CHAPTER XI
SEWINGSHIELDS TO HOUSESTEADS
The path from the stile takes us, behind the house of Sewingshields, along the very line of the Wall, until we emerge from the trees by another stile, and find ourselves, as it were, on the very Roof of the World, with steep crags to the right, and long-drawn-out slopes to the left, and magnificent views all round.
To the north lie what are called "The Wastes," with only scattered farms and sheep-moors; a desolate-looking country, I grant you, in dull weather, but a very fairyland as seen from the Wall on an ideal "Wall-day," when its vast expanse is flecked with blue cloud-shadows, reflecting the blue of the sky overhead, and when the little hills seem to "rejoice on every side."
I think I love this view to the north, bare as it is, even more than the one to the south, over the fertile Tyne valley.
An ideal Wall-day is a day of mingled cloud and sunshine, with a bit of a breeze, and yet not enough to make it "windy;" a day when heavy cumulus clouds marshal themselves along the horizon, and then spread, and scatter, and form again, always threatening to do something great, but always thinking better of it; a day when it is perhaps raining heavily over Barcombe, or over Tindale Fell, and rainbows are chasing each other across the rolling fells to the south; but when "the top of the world," where we follow the Wall, is peaceful and calm in the sunshine, sweet with the smell of the wild thyme as we tread it under our feet, and musical with the notes of the curlews.

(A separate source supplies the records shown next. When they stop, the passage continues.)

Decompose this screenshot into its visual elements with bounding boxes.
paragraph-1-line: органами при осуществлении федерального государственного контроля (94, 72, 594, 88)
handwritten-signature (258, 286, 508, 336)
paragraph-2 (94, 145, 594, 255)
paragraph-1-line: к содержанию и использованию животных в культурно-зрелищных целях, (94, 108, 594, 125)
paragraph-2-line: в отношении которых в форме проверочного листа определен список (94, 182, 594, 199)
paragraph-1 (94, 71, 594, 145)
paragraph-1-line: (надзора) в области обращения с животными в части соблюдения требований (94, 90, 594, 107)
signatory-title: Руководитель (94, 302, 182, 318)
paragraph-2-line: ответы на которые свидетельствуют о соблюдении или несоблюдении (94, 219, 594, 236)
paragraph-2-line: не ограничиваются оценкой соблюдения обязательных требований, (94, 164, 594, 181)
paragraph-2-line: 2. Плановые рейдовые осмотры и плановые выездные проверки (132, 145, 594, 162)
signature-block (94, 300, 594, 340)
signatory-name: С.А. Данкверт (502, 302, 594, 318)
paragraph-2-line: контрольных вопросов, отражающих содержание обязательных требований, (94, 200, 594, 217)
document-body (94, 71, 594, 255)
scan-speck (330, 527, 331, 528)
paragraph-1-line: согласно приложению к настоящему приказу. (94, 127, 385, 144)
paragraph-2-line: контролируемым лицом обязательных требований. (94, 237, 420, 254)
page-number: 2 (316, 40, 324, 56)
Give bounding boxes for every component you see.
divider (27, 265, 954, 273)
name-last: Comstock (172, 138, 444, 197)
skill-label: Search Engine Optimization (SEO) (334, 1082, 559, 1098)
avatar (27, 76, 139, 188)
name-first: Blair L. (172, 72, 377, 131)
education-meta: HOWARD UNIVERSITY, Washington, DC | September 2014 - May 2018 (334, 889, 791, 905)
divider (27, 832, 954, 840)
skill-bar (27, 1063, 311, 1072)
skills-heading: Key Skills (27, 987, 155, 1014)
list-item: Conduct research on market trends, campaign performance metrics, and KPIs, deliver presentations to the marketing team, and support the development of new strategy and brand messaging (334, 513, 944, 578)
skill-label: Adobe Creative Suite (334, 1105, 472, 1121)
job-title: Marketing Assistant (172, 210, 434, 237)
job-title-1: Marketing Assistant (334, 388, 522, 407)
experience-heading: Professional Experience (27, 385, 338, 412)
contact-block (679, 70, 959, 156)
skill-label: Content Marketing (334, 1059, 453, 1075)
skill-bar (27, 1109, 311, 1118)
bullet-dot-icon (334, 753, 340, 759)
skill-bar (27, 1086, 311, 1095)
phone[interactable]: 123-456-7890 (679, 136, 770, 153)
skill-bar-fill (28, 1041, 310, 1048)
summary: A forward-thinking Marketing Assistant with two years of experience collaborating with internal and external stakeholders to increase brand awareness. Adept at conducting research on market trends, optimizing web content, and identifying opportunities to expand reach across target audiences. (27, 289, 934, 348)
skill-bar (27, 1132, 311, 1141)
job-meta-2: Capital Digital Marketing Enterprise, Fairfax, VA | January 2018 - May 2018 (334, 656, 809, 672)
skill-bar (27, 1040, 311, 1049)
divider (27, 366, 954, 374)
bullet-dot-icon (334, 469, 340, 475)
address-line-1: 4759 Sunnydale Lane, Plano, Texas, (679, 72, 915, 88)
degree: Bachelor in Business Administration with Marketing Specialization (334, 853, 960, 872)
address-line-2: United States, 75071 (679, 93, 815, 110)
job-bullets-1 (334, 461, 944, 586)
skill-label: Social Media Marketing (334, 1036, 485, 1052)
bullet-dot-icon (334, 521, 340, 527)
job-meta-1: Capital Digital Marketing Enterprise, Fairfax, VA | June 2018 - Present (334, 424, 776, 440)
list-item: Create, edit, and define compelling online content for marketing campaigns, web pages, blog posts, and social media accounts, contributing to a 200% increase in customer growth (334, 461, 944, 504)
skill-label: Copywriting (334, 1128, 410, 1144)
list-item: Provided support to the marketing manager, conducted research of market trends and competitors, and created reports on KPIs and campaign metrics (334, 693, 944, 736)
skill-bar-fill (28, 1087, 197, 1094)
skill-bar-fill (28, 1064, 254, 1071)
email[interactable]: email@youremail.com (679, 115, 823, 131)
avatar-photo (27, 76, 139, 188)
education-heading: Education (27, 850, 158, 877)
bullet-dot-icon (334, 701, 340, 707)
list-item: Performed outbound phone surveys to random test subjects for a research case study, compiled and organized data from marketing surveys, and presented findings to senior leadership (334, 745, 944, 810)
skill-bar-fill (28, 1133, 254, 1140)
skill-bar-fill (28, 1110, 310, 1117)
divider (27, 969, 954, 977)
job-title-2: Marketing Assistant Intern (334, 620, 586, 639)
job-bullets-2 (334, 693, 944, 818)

I have known many such days. On such a day one is inclined to feel that the lot of a Roman sentry on the Wall was to be envied, until one remembers the other side of the picture—the drenching rain, the bitter wind, the snowdrifts, to say nothing of the constant sense of the need for vigilance, and the actual encounters with an unscrupulous enemy.
Here at Sewingshields we are farther from shops and civilization than at any other point on the Wall. It is 5 miles to Haydon Bridge, the nearest post-office.
The name "Shield" or "Shields" occurs so often along the line of the Wall that it is interesting to see how Camden uses the word in 1599. He says:
"Here every way round about in the Wasts, as they tearme them, as also in Gillesland, you may see as it were the ancient Nomades, a martiall kind of men, who from the moneth of Aprill into August, lye out scattering and summering (as they tearme it) with their cattell, in little cottages here and there, which they call Sheales and Shealings."